If a woman journalist survives all this, there is a chance that over time, a bond will develop between her and the cricketer, who ends up sharing a lot of his fears about the game, his skills, and his career with the producer. She is, in a sense, his confidante too.

It’s a delicate balance to maintain as with any form of reporting: Without the trust, no cricketer will open up to a journalist. But get too close, and it hampers your objectivity. When the tough questions come, some players fail to understand the difference between personal and professional relationships. We’ve seen it all: From being told not to ask certain questions, to players stopping an interview mid-way and re-doing it (after making sure that the offending clip is deleted).

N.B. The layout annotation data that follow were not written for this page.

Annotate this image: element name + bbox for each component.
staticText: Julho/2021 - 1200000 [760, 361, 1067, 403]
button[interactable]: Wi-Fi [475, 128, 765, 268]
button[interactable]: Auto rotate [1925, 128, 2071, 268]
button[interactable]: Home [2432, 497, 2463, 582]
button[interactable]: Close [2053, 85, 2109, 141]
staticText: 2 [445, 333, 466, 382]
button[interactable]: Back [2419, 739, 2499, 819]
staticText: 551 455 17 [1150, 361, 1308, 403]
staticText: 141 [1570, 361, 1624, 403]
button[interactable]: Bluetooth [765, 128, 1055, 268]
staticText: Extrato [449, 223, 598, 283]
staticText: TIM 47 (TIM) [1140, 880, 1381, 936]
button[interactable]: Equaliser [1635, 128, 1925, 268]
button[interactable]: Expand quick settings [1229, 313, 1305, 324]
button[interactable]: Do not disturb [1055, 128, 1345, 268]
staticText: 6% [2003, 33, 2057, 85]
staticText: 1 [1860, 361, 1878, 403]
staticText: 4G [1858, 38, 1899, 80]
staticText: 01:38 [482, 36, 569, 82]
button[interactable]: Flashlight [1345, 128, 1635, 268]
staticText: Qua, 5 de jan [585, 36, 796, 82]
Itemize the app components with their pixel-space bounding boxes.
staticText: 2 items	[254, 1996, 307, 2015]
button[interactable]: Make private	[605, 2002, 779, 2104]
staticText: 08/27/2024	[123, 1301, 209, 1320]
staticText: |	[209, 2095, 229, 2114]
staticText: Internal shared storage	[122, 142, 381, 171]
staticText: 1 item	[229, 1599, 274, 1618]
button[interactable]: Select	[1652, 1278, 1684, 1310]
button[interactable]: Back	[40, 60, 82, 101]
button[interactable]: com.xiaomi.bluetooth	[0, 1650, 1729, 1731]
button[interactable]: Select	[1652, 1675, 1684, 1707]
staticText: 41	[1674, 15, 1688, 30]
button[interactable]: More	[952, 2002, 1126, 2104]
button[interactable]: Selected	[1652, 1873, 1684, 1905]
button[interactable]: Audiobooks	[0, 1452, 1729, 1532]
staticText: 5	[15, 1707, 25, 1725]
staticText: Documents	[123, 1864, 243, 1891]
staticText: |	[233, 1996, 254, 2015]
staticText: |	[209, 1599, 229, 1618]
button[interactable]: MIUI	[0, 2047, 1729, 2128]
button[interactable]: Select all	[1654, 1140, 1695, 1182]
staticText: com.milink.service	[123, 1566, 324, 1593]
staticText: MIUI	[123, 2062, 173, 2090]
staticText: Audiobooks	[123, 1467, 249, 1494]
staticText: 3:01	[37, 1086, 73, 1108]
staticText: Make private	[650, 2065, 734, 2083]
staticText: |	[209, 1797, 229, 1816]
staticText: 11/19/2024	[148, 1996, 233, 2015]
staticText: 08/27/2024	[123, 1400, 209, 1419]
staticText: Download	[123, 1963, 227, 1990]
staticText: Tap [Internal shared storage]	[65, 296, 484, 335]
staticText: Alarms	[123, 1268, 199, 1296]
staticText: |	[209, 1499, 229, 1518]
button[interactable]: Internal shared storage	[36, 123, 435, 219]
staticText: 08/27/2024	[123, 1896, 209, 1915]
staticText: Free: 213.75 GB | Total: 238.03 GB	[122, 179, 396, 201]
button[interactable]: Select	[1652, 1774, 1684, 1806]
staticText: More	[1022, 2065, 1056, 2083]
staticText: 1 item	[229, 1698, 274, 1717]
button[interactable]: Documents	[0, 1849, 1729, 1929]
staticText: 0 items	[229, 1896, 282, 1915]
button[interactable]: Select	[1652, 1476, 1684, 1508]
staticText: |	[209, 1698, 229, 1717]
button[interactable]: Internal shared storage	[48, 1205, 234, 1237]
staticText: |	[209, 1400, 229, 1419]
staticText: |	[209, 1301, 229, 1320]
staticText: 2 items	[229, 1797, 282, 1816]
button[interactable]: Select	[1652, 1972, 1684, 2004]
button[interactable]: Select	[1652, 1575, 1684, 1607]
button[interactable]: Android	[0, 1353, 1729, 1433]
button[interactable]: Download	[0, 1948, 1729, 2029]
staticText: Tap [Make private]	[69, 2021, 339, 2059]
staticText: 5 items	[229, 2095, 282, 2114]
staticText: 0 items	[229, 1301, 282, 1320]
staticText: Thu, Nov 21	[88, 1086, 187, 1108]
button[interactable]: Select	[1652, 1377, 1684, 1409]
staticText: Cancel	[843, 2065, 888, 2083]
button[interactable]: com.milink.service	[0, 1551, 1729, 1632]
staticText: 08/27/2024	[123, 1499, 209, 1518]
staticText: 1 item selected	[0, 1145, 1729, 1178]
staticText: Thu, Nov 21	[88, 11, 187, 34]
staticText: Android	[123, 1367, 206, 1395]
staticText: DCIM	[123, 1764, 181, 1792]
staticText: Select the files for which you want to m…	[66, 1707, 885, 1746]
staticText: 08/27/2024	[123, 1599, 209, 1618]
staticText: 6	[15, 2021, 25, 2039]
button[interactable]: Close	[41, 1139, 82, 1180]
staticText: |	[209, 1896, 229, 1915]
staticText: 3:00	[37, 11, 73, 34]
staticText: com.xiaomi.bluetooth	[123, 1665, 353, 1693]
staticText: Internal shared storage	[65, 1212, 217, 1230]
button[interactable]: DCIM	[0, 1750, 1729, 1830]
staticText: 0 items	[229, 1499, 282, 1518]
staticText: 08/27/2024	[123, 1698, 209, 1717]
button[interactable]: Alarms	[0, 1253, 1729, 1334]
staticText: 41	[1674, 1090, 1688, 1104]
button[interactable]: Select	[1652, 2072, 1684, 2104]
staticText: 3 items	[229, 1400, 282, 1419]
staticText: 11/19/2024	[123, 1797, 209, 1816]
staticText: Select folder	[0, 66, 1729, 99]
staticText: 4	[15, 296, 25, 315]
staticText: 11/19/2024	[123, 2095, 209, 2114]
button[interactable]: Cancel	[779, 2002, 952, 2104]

And even then, no matter how hard she works, a woman journalist or producer isn’t done fighting stereotypes. There is always that constant, nagging reiteration that you are, after all, a woman involved in a sport that is largely dominated by men.

The workload remains just the same for us – a woman producer still needs to prep as hard as any male counterpart for the game a day prior. She spends hours shooting team practices and interviews, scripting, overseeing edits, building run orders for the shows, briefing her anchor and male colleagues in the Production Control Room who will be aiding her with graphics and visual inputs. Come match day, she’s on top of things, instructing every member in the PCR on what is next and guiding the anchor through the show flow.

And it’s never really good enough. There is a constant pressure to keep proving yourself. If I had a rupee for every time I’ve been called arrogant just for taking charge or pulling up a male colleague in the PCR over an error, I’d be a rich woman today. My male colleagues, on the other hand, are termed assertive for doing the exact same thing.

I suppose there is no other way for us except to keep doing a lot more to reaffirm our rightful place in this sport. I know it’s the same for those across the boundary lines too. Each of us women fighting a stereotype, working just as hard, to continue being a part of the gentleman’s game.